Non-Functional Requirements
  1. The programming language used for developing the system will be Java.

     Beside those requirements, at the beginning I will add some restrictions just to be sure that in the end I will have a functional software. If the development of the project will go well, I will remove step by step one of them and I will try to solve it. The complexity of my system will increase with every removed restriction.

Restrictions
  1. Network connection is available at any time.
  2. One device will be used to avoid conflicts in synchronizing the cloud and local database.This implies that a network synchronization will take place before continuing working.
  3. The client database will fit in the cellphone memory.
  4. Every application has its own database.
  5. Database from the server side (cloud) will be accessible only from Android devices.
  6. Changes on the client side will result with an update of the entire database on the cloud.

     The software development methodology that I will try to use is Agile. Those methods have proven their effectiveness and are transforming the software industry everyday. The main goal is to provide a functional software. Tasks will be divided into small increment parts and functional software is developed in short iterations("timeboxes"). A good feature of this method is that encourages rapid and flexible response to change.
     
      It seems this method uses my design principle, Keep it simple, stupid!, we will see if is true.

February 2, 2012

Bigtable and The Skeleton of 3D for Android

      Bigtable is a distributed database system, designed to scale to a very large size(petabytes) across thousands of servers. It is owned by Google and used on some of their applications(more than sixty) such as Google Maps, Google Earth, Gmail and so on.

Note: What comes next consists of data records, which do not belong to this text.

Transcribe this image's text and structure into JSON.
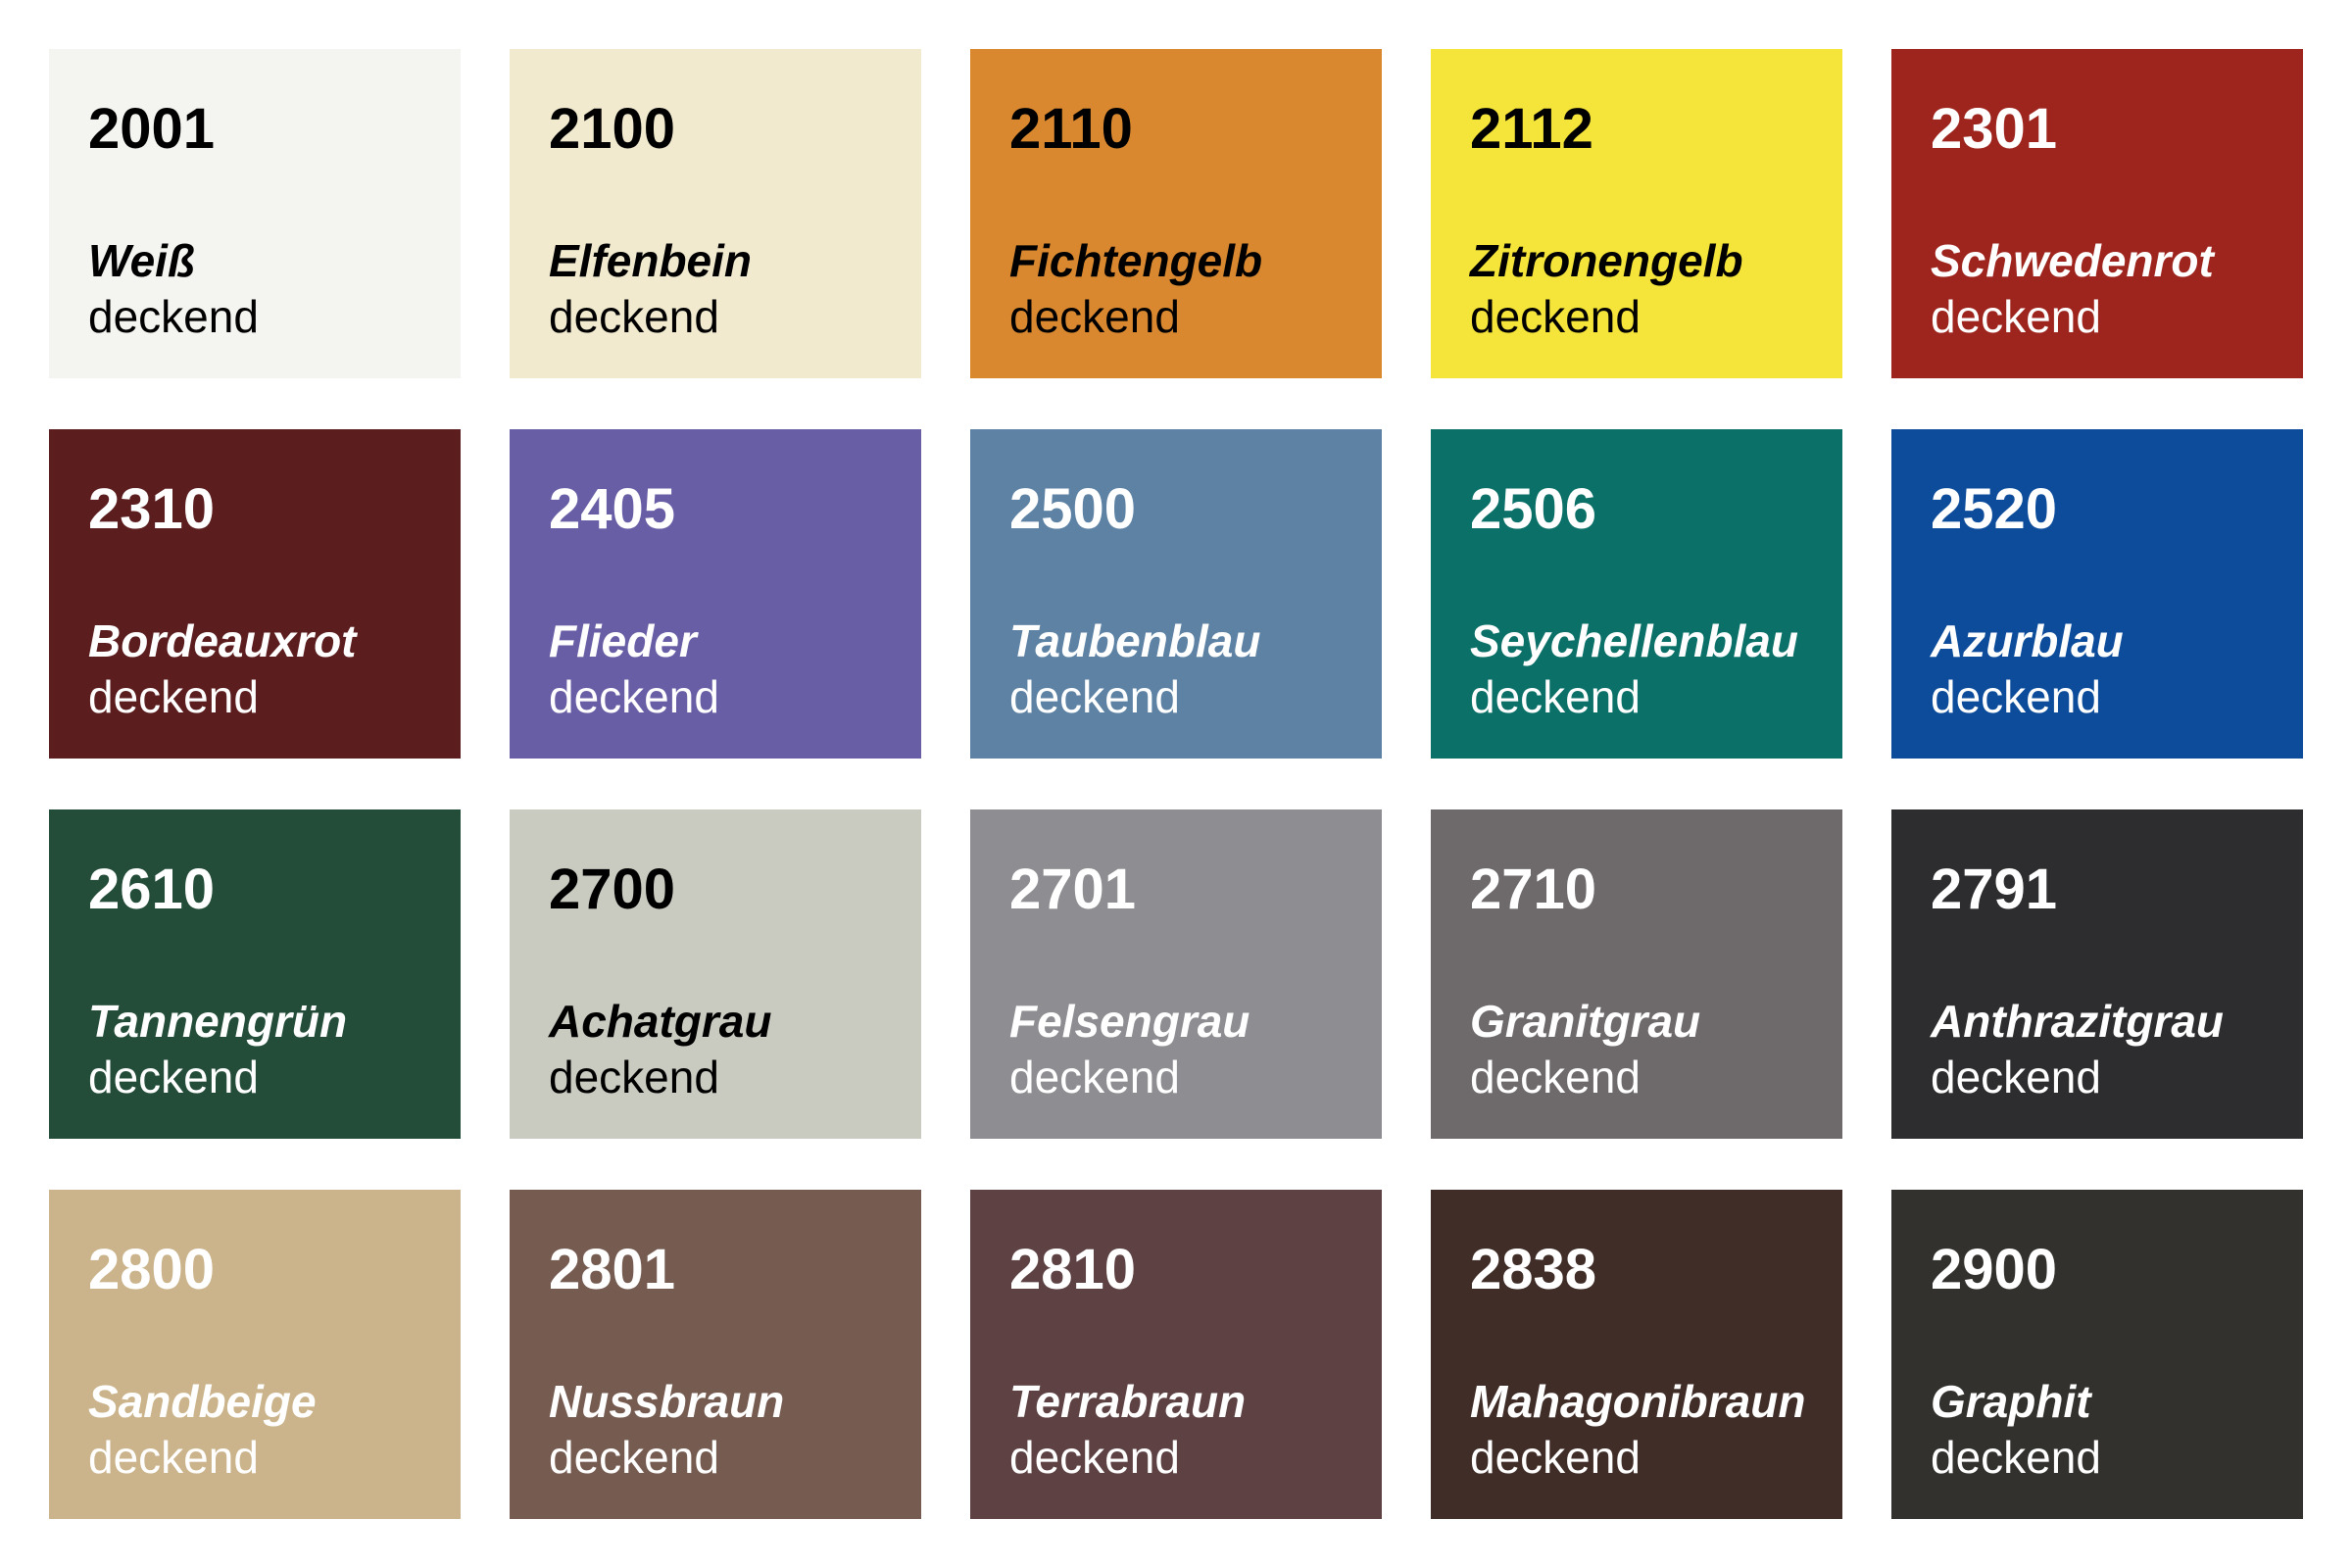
{
  "swatches": [
    {
      "code": "2001",
      "name": "Weiß",
      "finish": "deckend",
      "color": "#f4f4f0",
      "text_color": "#000000"
    },
    {
      "code": "2100",
      "name": "Elfenbein",
      "finish": "deckend",
      "color": "#f1eacf",
      "text_color": "#000000"
    },
    {
      "code": "2110",
      "name": "Fichtengelb",
      "finish": "deckend",
      "color": "#d98830",
      "text_color": "#000000"
    },
    {
      "code": "2112",
      "name": "Zitronengelb",
      "finish": "deckend",
      "color": "#f5e43a",
      "text_color": "#000000"
    },
    {
      "code": "2301",
      "name": "Schwedenrot",
      "finish": "deckend",
      "color": "#9e251e",
      "text_color": "#ffffff"
    },
    {
      "code": "2310",
      "name": "Bordeauxrot",
      "finish": "deckend",
      "color": "#5c1d1e",
      "text_color": "#ffffff"
    },
    {
      "code": "2405",
      "name": "Flieder",
      "finish": "deckend",
      "color": "#685ea5",
      "text_color": "#ffffff"
    },
    {
      "code": "2500",
      "name": "Taubenblau",
      "finish": "deckend",
      "color": "#5d82a4",
      "text_color": "#ffffff"
    },
    {
      "code": "2506",
      "name": "Seychellenblau",
      "finish": "deckend",
      "color": "#0b7068",
      "text_color": "#ffffff"
    },
    {
      "code": "2520",
      "name": "Azurblau",
      "finish": "deckend",
      "color": "#0c4c9b",
      "text_color": "#ffffff"
    },
    {
      "code": "2610",
      "name": "Tannengrün",
      "finish": "deckend",
      "color": "#234d39",
      "text_color": "#ffffff"
    },
    {
      "code": "2700",
      "name": "Achatgrau",
      "finish": "deckend",
      "color": "#c9cac0",
      "text_color": "#000000"
    },
    {
      "code": "2701",
      "name": "Felsengrau",
      "finish": "deckend",
      "color": "#8e8e92",
      "text_color": "#ffffff"
    },
    {
      "code": "2710",
      "name": "Granitgrau",
      "finish": "deckend",
      "color": "#6e6a6c",
      "text_color": "#ffffff"
    },
    {
      "code": "2791",
      "name": "Anthrazitgrau",
      "finish": "deckend",
      "color": "#2d2d2f",
      "text_color": "#ffffff"
    },
    {
      "code": "2800",
      "name": "Sandbeige",
      "finish": "deckend",
      "color": "#cbb48b",
      "text_color": "#ffffff"
    },
    {
      "code": "2801",
      "name": "Nussbraun",
      "finish": "deckend",
      "color": "#765b50",
      "text_color": "#ffffff"
    },
    {
      "code": "2810",
      "name": "Terrabraun",
      "finish": "deckend",
      "color": "#5e4243",
      "text_color": "#ffffff"
    },
    {
      "code": "2838",
      "name": "Mahagonibraun",
      "finish": "deckend",
      "color": "#412d27",
      "text_color": "#ffffff"
    },
    {
      "code": "2900",
      "name": "Graphit",
      "finish": "deckend",
      "color": "#33312d",
      "text_color": "#ffffff"
    }
  ]
}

      It's closed source, although Google offers access to it as part of its Google App Engine. Since his deployment(late 2003) Bigtable has achived serveral goals: wide applicability, scalability, high performance, and high availability.


      Each table on this system is a sparse, distributed, multi-dimensional map where data is organized into three dimensions: rows, columns and timestamps.

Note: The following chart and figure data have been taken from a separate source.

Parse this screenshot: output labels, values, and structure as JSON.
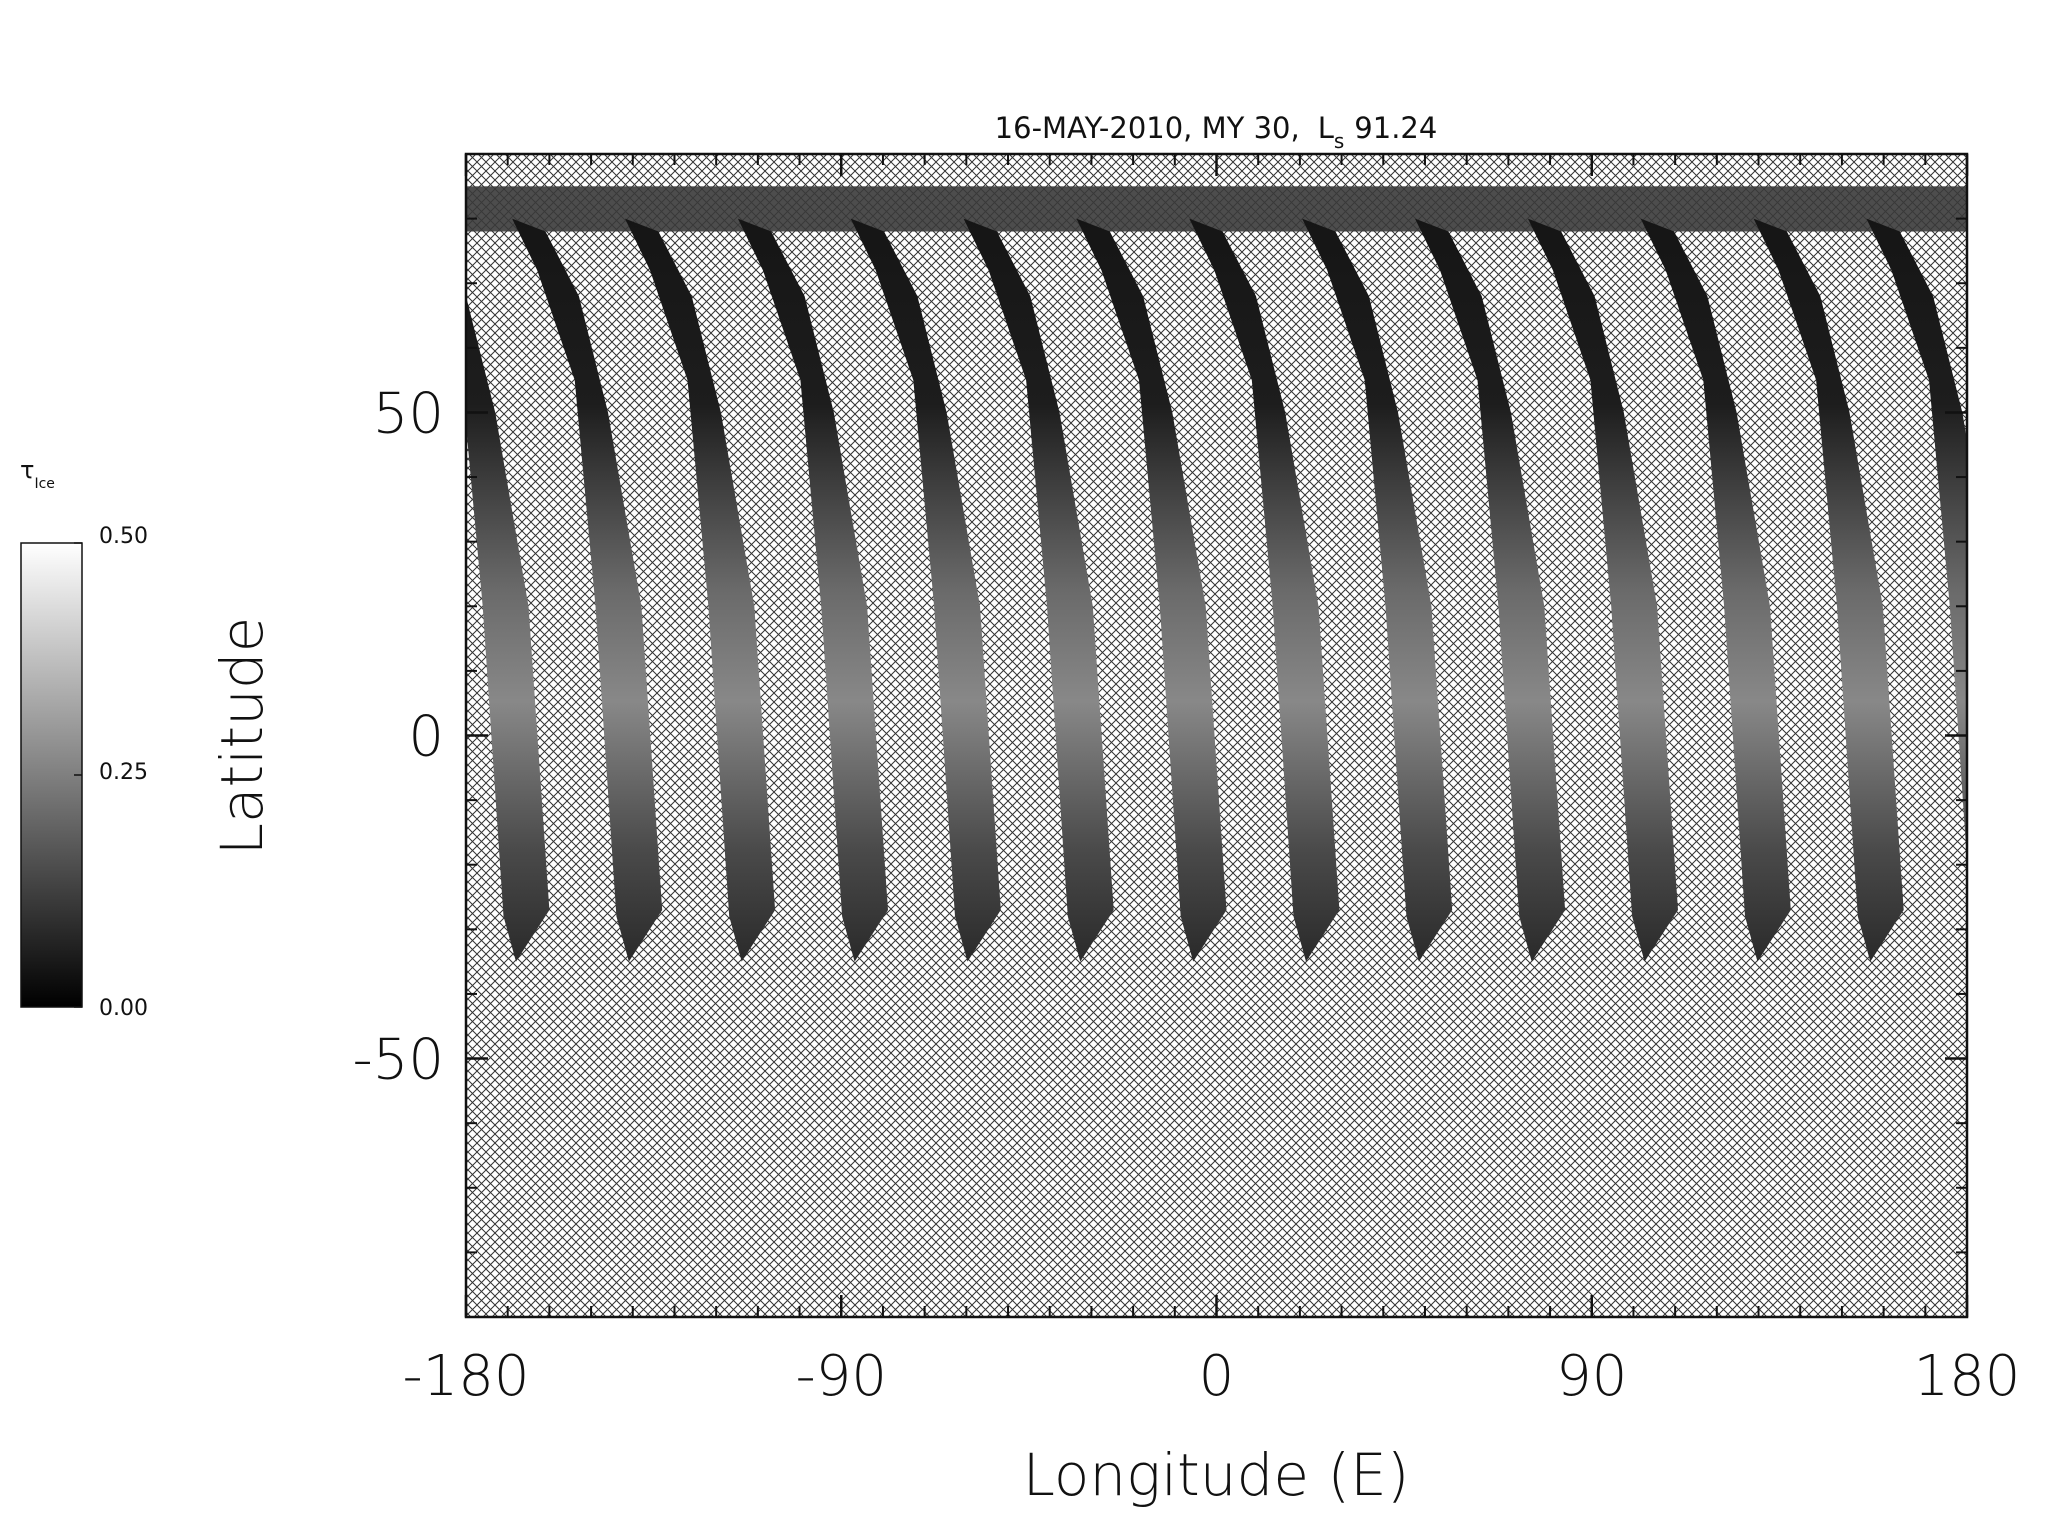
{
  "chart_data": {
    "type": "swath-map",
    "title": [
      "16-MAY-2010, MY 30,",
      "L",
      "s",
      "91.24"
    ],
    "xlabel": "Longitude (E)",
    "ylabel": "Latitude",
    "xlim": [
      -180,
      180
    ],
    "ylim": [
      -90,
      90
    ],
    "xticks": [
      -180,
      -90,
      0,
      90,
      180
    ],
    "yticks": [
      -50,
      0,
      50
    ],
    "colorbar": {
      "label": [
        "τ",
        "Ice"
      ],
      "clim": [
        0,
        0.5
      ],
      "ticks": [
        {
          "value": 0,
          "label": "0.00"
        },
        {
          "value": 0.25,
          "label": "0.25"
        },
        {
          "value": 0.5,
          "label": "0.50"
        }
      ]
    }
  }
}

(row:string, column:string, time:int64) → string


      In order to optimize the managing of a huge amount of data, the tables are split at row boundaries and stored as tablets. Each tablet hold contiguous rows and have between 100-200 MB distributed on several machines.
Each machine stores about 100 tablets(in GFS), this setup allowing good load balancing and fast recovery(if a system goes down, other machines take one tablet, so the load on each is fairly small).

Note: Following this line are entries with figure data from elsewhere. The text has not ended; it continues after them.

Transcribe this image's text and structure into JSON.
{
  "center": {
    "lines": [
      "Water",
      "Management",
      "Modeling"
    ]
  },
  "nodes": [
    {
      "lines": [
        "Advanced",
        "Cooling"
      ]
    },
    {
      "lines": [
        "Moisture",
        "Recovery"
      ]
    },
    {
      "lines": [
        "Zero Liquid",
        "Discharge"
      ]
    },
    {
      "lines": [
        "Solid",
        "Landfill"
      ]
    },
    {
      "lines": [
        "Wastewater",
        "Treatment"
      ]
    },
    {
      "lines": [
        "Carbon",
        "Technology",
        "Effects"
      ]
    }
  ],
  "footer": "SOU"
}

       When sizes threaten to grow beyond a specified limit, the tablets are subject of three different type of compaction:
  1. Minor Compaction - creates new SSTables - who has two goals: to reduce memory usage and reduce the amount of data that has to be read during recovery if the server dies.
  2. Merging Compaction, periodically executed in the background, reads the contents of a few SSTables and writes out a new SSTable.
  3. Major Compaction rewrites all SSTables into exactly one.

    More details about the implementation, data model and Google infrastructure on which Bigtable depends you can find on this lecture from University of Washington or on this paper.





       Regarding the small Rest API that I was about to develop, it has proved to be quite easy considering that I had some experience with Google App Engine, Jersey and Java. So I have created a small application on GAE and through Rest calls via Http I can Create(POST/PUT), Read(GET), Update(POST), Delete(DELETE) data in my table(Bigtable) on cloud. Also I created a simple application for Android who can do those operations as well.

      Now I will focus on describing the requirements of my future software implementation, but for that I have to do a research to find the best solutions  who fits.